La vecina de barrio San Juan Bautista, cansada y preocupada por los escorpiones que ingresaron a su vivienda, compartió su experiencia en Instagram y solicita la urgente intervención del Estado municipal para reacondicionar un terreno privado que carece de mantenimiento.
“Los alacranes comenzaron a aparecer el 18 de diciembre del año pasado en los cuartos de la parte de atrás de la casa. Primero solo era en esos espacios”, explicó Navarro, quien tras advertir esta situación se comunicó con vecinos, los cuales manifestaron haber encontrado alacranes, víboras y hasta ratas.
“Hablé con el presidente del centro vecinal y se me confirmó que se contactó con el dueño del terreno, quien se comprometió a cortar el pasto del mismo”,señaló y aclaró que la misma persona también cuenta con otros terrenos en el barrio y lo mismo sucede en otros sectores. “Es dueño de toda una zona de terrenos y todos están dejados, hay basura tirada”, aclaró.
Navarro manifestó que, si bien solicita que se haga un mantenimiento en el descampado que limita con su propiedad, la intención es que sea en todos aquellos que no están aptos. “El problema no es solo en mi casa y zona aledaña, es en todos lados y están en las mismas condiciones. Se hizo un basural y hay ratas.
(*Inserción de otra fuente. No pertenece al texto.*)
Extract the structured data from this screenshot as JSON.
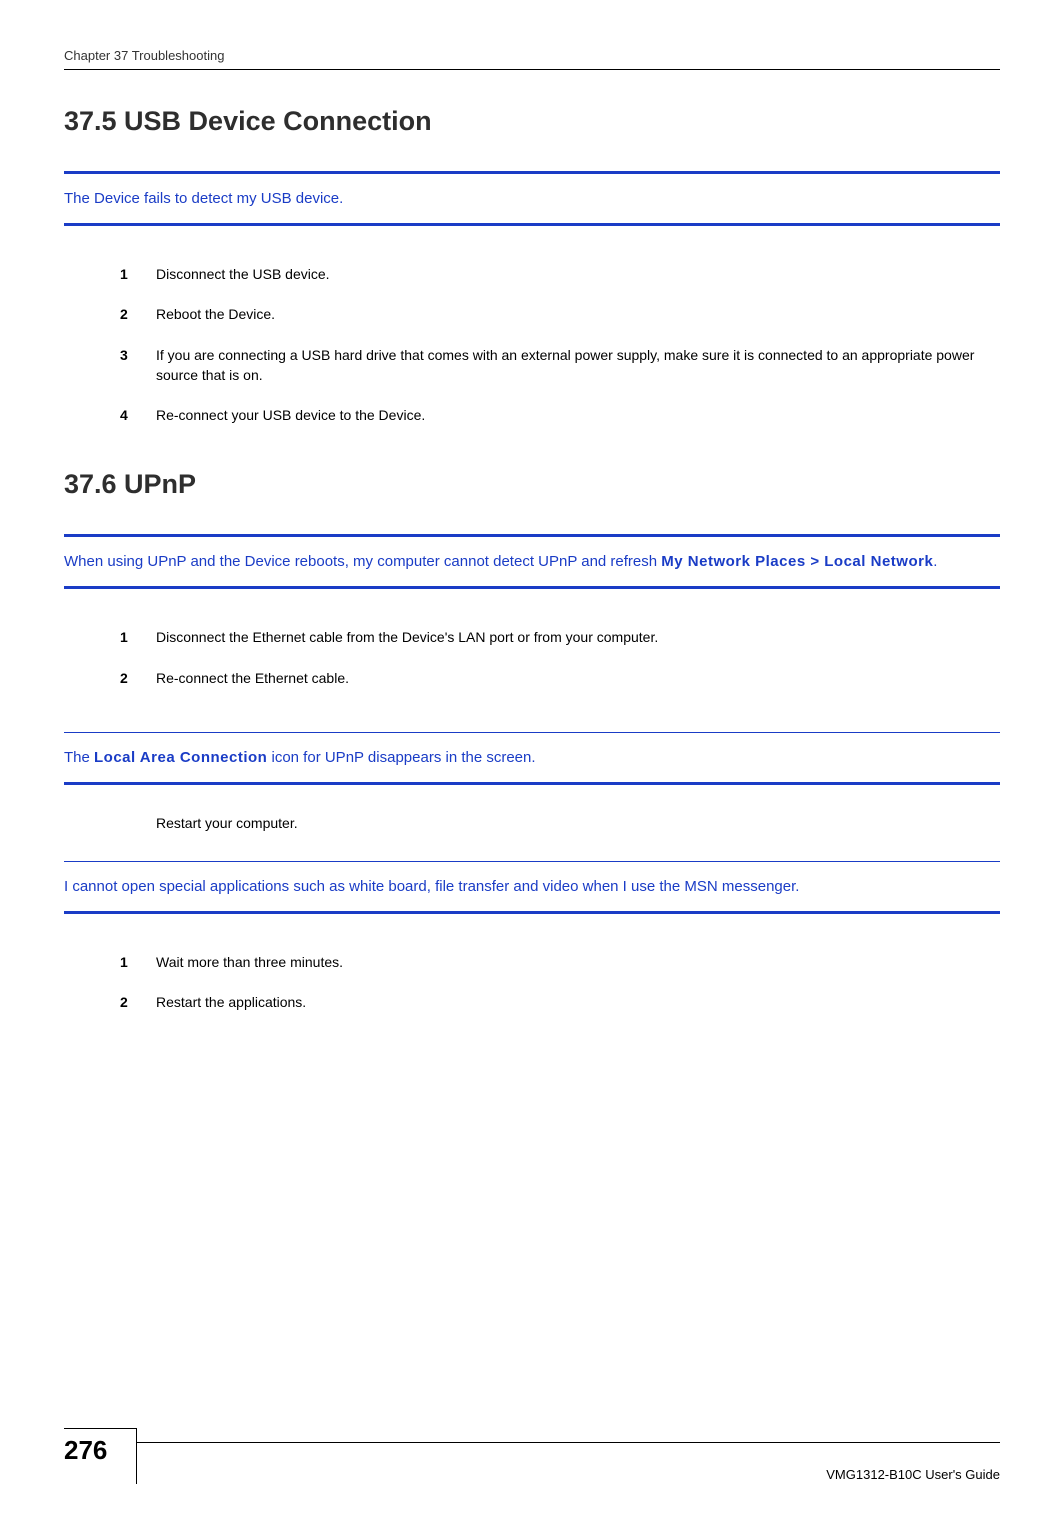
{
  "header": {
    "running": "Chapter 37 Troubleshooting"
  },
  "sections": {
    "usb": {
      "heading": "37.5  USB Device Connection",
      "issue1": {
        "text": "The Device fails to detect my USB device."
      },
      "steps1": {
        "n1": "1",
        "t1": "Disconnect the USB device.",
        "n2": "2",
        "t2": "Reboot the Device.",
        "n3": "3",
        "t3": "If you are connecting a USB hard drive that comes with an external power supply, make sure it is connected to an appropriate power source that is on.",
        "n4": "4",
        "t4": "Re-connect your USB device to the Device."
      }
    },
    "upnp": {
      "heading": "37.6  UPnP",
      "issue1": {
        "pre": "When using UPnP and the Device reboots, my computer cannot detect UPnP and refresh ",
        "bold": "My Network Places > Local Network",
        "post": "."
      },
      "steps1": {
        "n1": "1",
        "t1": "Disconnect the Ethernet cable from the Device's LAN port or from your computer.",
        "n2": "2",
        "t2": "Re-connect the Ethernet cable."
      },
      "issue2": {
        "pre": "The ",
        "bold": "Local Area Connection",
        "post": " icon for UPnP disappears in the screen."
      },
      "plain2": "Restart your computer.",
      "issue3": {
        "text": "I cannot open special applications such as white board, file transfer and video when I use the MSN messenger."
      },
      "steps3": {
        "n1": "1",
        "t1": "Wait more than three minutes.",
        "n2": "2",
        "t2": "Restart the applications."
      }
    }
  },
  "footer": {
    "page": "276",
    "guide": "VMG1312-B10C User's Guide"
  },
  "style": {
    "accent": "#1a3cc6",
    "heading_color": "#2e2e2e",
    "body_font_size": 14,
    "heading_font_size": 27
  }
}
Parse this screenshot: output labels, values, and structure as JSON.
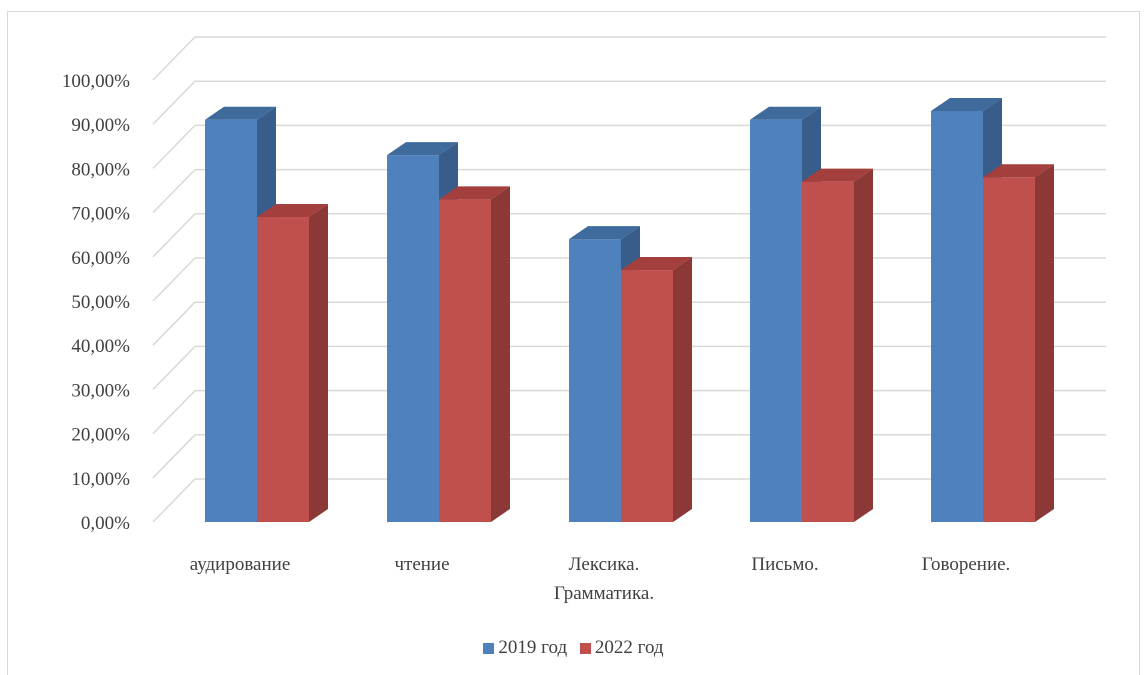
{
  "chart_data": {
    "type": "bar",
    "style": "3d-clustered-column",
    "categories": [
      "аудирование",
      "чтение",
      "Лексика. Грамматика.",
      "Письмо.",
      "Говорение."
    ],
    "category_lines": [
      [
        "аудирование"
      ],
      [
        "чтение"
      ],
      [
        "Лексика.",
        "Грамматика."
      ],
      [
        "Письмо."
      ],
      [
        "Говорение."
      ]
    ],
    "series": [
      {
        "name": "2019 год",
        "values": [
          91,
          83,
          64,
          91,
          93
        ],
        "color": "#4f81bd",
        "top_color": "#3e6a9c",
        "side_color": "#385d8a"
      },
      {
        "name": "2022 год",
        "values": [
          69,
          73,
          57,
          77,
          78
        ],
        "color": "#c0504d",
        "top_color": "#a33f3c",
        "side_color": "#8c3836"
      }
    ],
    "y_ticks": [
      "0,00%",
      "10,00%",
      "20,00%",
      "30,00%",
      "40,00%",
      "50,00%",
      "60,00%",
      "70,00%",
      "80,00%",
      "90,00%",
      "100,00%"
    ],
    "ylim": [
      0,
      100
    ],
    "grid": true,
    "legend_position": "bottom",
    "title": "",
    "xlabel": "",
    "ylabel": ""
  }
}
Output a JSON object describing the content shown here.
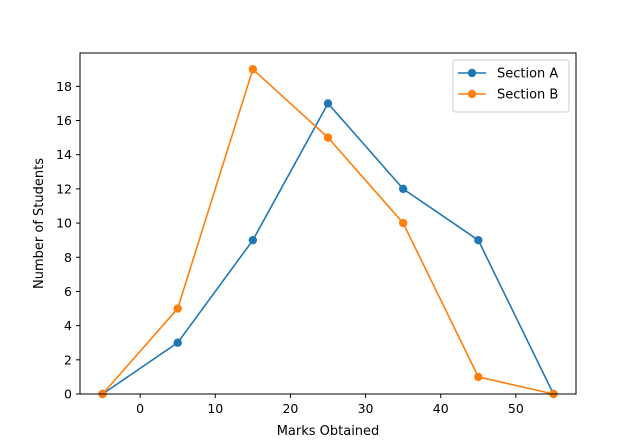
{
  "chart_data": {
    "type": "line",
    "title": "",
    "xlabel": "Marks Obtained",
    "ylabel": "Number of Students",
    "x": [
      -5,
      5,
      15,
      25,
      35,
      45,
      55
    ],
    "series": [
      {
        "name": "Section A",
        "values": [
          0,
          3,
          9,
          17,
          12,
          9,
          0
        ],
        "color": "#1f77b4"
      },
      {
        "name": "Section B",
        "values": [
          0,
          5,
          19,
          15,
          10,
          1,
          0
        ],
        "color": "#ff7f0e"
      }
    ],
    "xlim": [
      -8,
      58
    ],
    "ylim": [
      0,
      19.95
    ],
    "xticks": [
      0,
      10,
      20,
      30,
      40,
      50
    ],
    "yticks": [
      0,
      2,
      4,
      6,
      8,
      10,
      12,
      14,
      16,
      18
    ],
    "grid": false,
    "legend_position": "top-right"
  }
}
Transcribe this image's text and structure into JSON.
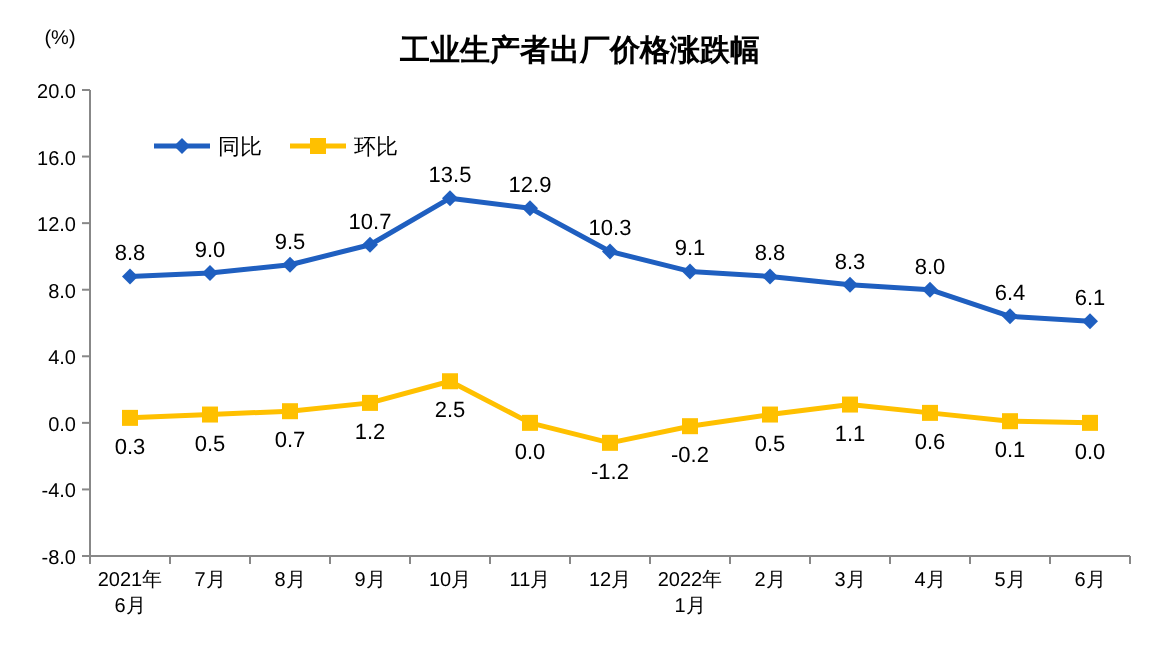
{
  "chart_data": {
    "type": "line",
    "title": "工业生产者出厂价格涨跌幅",
    "ylabel": "(%)",
    "categories": [
      "2021年\n6月",
      "7月",
      "8月",
      "9月",
      "10月",
      "11月",
      "12月",
      "2022年\n1月",
      "2月",
      "3月",
      "4月",
      "5月",
      "6月"
    ],
    "series": [
      {
        "name": "同比",
        "color": "#1f5fc0",
        "marker": "diamond",
        "values": [
          8.8,
          9.0,
          9.5,
          10.7,
          13.5,
          12.9,
          10.3,
          9.1,
          8.8,
          8.3,
          8.0,
          6.4,
          6.1
        ],
        "value_labels": [
          "8.8",
          "9.0",
          "9.5",
          "10.7",
          "13.5",
          "12.9",
          "10.3",
          "9.1",
          "8.8",
          "8.3",
          "8.0",
          "6.4",
          "6.1"
        ]
      },
      {
        "name": "环比",
        "color": "#ffc000",
        "marker": "square",
        "values": [
          0.3,
          0.5,
          0.7,
          1.2,
          2.5,
          0.0,
          -1.2,
          -0.2,
          0.5,
          1.1,
          0.6,
          0.1,
          0.0
        ],
        "value_labels": [
          "0.3",
          "0.5",
          "0.7",
          "1.2",
          "2.5",
          "0.0",
          "-1.2",
          "-0.2",
          "0.5",
          "1.1",
          "0.6",
          "0.1",
          "0.0"
        ]
      }
    ],
    "ylim": [
      -8,
      20
    ],
    "yticks": [
      {
        "value": -8,
        "label": "-8.0"
      },
      {
        "value": -4,
        "label": "-4.0"
      },
      {
        "value": 0,
        "label": "0.0"
      },
      {
        "value": 4,
        "label": "4.0"
      },
      {
        "value": 8,
        "label": "8.0"
      },
      {
        "value": 12,
        "label": "12.0"
      },
      {
        "value": 16,
        "label": "16.0"
      },
      {
        "value": 20,
        "label": "20.0"
      }
    ],
    "legend": "top left",
    "grid": false,
    "line_style": "solid"
  }
}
De noche ingresan personas en el mismo”, dijo.
Miedo a una picadura
La vecina que exige el mantenimiento afirmó que trasladó las camas al living de la casa (zona donde aún no aparecieron alacranes) por el miedo a una picadura.
“En diciembre nos fuimos de mi casa porque se fumigó. Tuvimos la mala suerte de que ingresaron alacranes y tuvieron crías, por la cantidad que encontramos”, adelantó.
Tras fumigar la vivienda, Navarro comentó a este medio que intentó darle finalidad a la problemática con otros insecticidas, pero no logra erradicarlos. “Desde que comenzó todo en el mes de diciembre del año pasado llevó gastado casi 80 mil pesos que invertí para desinfectar mi casa, compré un veneno que nos dijeron que era muy bueno y solo me lo vendían en dólares”, explicó y aclaró:“Lo tiramos adentro de la casa y afuera. Nos fuimos de mi casa y cuando regresamos encontramos otra vez”.
Además sostuvo que la situación parece una “pesadilla”, ya que los alacranes aparecen con mayor frecuencia en la habitación de su hija: “Dimos vuelta el placard entero y tiene que dormir con nosotros. Pero dimos vuelta toda la casa y no sabemos dónde están exactamente. Encontramos en el hueco del aire acondicionado, en las llaves de luz, sacamos los zócalos y lugares que no son habituales”, remarcó.
Al cierre de esta edición aún no se había cortado el pasto del terreno ubicado entre las calles Piedras y Requena y el propietario del mismo ya fue intimado a poner en condiciones el espacio. “Ya lo han intimado otras veces y tampoco cumplió”, cerró.